Office: McLennan Labs MP704A
Phone: (416) 946-0869
Email: dingli@atmosp.physics.utoronto.ca 

Details: My current research focuses on global climate modeling. I am interested in simulating ice sheet and sea level changes through global warming, by using 3D global climate model (CCSM3) coupled with some regional climate models. 

Yonggang Liu

Office: McLennan Labs MP710
Phone: (416) 978-5213
Email: ygliu@atmosp.physics.utoronto.ca 

Details: I have been working on global mantle convection for two and a half years but just recently I am more interested in climate modeling. Currently I am simulating the glacial events during the Neoproterozoic Era, which could have produced the most extensive ice cover of the Earth surface. We believe that the periodicity or the recurrence of these events are explainable by the global CO2 cycle.

Constantine Nenkov

Office: McLennan Labs MP609
Phone: (416) 946-3019
Email: nenkov@atmosp.physics.utoronto.ca 
Webpage: http://www.atmosp.physics.utoronto.ca/people/nenkov/nenkov.html

Details: My current research interests are in the field of Planetary Science, and in particular the study and modeling of the atmospheres of gas giant planets like Jupiter and Saturn. To this end, for the last couple of years I have been developing and implementing a fully 3D Atmospheric Global Circulation Model (AGCM). This model is built around novel numerical methodology and uses icosahedral spatial grid structure. One important feature of this approach is that it allows for better representation of the physical fields in the polar regions, which is also one of the goals of the current Cassini-Huygens mission to Saturn and Titan.
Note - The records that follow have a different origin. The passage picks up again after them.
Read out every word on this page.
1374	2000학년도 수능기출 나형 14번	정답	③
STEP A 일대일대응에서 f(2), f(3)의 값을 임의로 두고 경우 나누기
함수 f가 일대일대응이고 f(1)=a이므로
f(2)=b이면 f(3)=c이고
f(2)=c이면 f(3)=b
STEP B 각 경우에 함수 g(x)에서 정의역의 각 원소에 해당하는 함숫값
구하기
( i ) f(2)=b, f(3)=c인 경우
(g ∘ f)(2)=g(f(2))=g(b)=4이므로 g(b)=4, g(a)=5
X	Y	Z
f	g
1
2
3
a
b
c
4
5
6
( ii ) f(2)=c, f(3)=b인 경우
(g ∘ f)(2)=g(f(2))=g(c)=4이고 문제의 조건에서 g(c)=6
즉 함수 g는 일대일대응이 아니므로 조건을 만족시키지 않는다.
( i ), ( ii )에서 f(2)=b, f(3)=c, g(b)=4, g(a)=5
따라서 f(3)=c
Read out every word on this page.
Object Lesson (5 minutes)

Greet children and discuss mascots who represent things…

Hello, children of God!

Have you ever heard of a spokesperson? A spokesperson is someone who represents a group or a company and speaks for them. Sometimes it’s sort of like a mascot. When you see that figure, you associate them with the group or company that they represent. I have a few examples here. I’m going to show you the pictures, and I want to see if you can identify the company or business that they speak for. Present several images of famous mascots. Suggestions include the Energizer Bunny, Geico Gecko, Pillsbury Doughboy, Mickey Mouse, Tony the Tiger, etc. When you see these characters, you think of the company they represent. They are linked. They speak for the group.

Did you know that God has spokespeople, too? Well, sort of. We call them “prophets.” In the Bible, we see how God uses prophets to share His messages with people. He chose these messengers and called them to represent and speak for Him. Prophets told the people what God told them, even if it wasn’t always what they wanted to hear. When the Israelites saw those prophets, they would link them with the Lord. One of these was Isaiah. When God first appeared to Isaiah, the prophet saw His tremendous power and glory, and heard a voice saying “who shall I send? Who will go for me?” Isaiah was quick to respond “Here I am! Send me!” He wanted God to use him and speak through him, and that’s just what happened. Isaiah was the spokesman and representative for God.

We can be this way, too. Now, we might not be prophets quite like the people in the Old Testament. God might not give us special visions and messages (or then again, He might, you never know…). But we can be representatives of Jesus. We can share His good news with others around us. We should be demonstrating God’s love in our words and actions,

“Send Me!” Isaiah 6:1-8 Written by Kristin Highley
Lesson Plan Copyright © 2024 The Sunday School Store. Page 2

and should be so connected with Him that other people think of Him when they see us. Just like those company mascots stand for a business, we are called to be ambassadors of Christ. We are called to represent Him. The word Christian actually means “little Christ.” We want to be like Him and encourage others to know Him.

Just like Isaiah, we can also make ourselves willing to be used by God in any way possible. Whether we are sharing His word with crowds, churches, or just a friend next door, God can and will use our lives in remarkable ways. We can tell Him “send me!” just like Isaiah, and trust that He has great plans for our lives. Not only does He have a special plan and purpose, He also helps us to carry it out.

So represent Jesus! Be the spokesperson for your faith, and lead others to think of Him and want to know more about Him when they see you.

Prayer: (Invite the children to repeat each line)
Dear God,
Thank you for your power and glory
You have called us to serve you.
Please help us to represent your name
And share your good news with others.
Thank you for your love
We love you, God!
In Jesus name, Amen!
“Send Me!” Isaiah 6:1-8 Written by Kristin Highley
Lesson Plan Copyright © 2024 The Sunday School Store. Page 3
I use this model to simulate and hopefully better understand various features in the dynamics of the gaseous envelopes in this class of gas giant planets.

Xiaolu Yu

Office: McLennan Labs MP710
Phone: (416) 978-5213 
Email: yuxiaolu@atmosp.physics.utoronto.ca 

Details: My current reseach focuses on present day climate simulation using fully coupled global climate model, especially the importance of aerosol forcing in hemispheric climate sensitivity. I am also interested in sea ice and ice sheet response to global climate change as well as the involved feedback mechanism.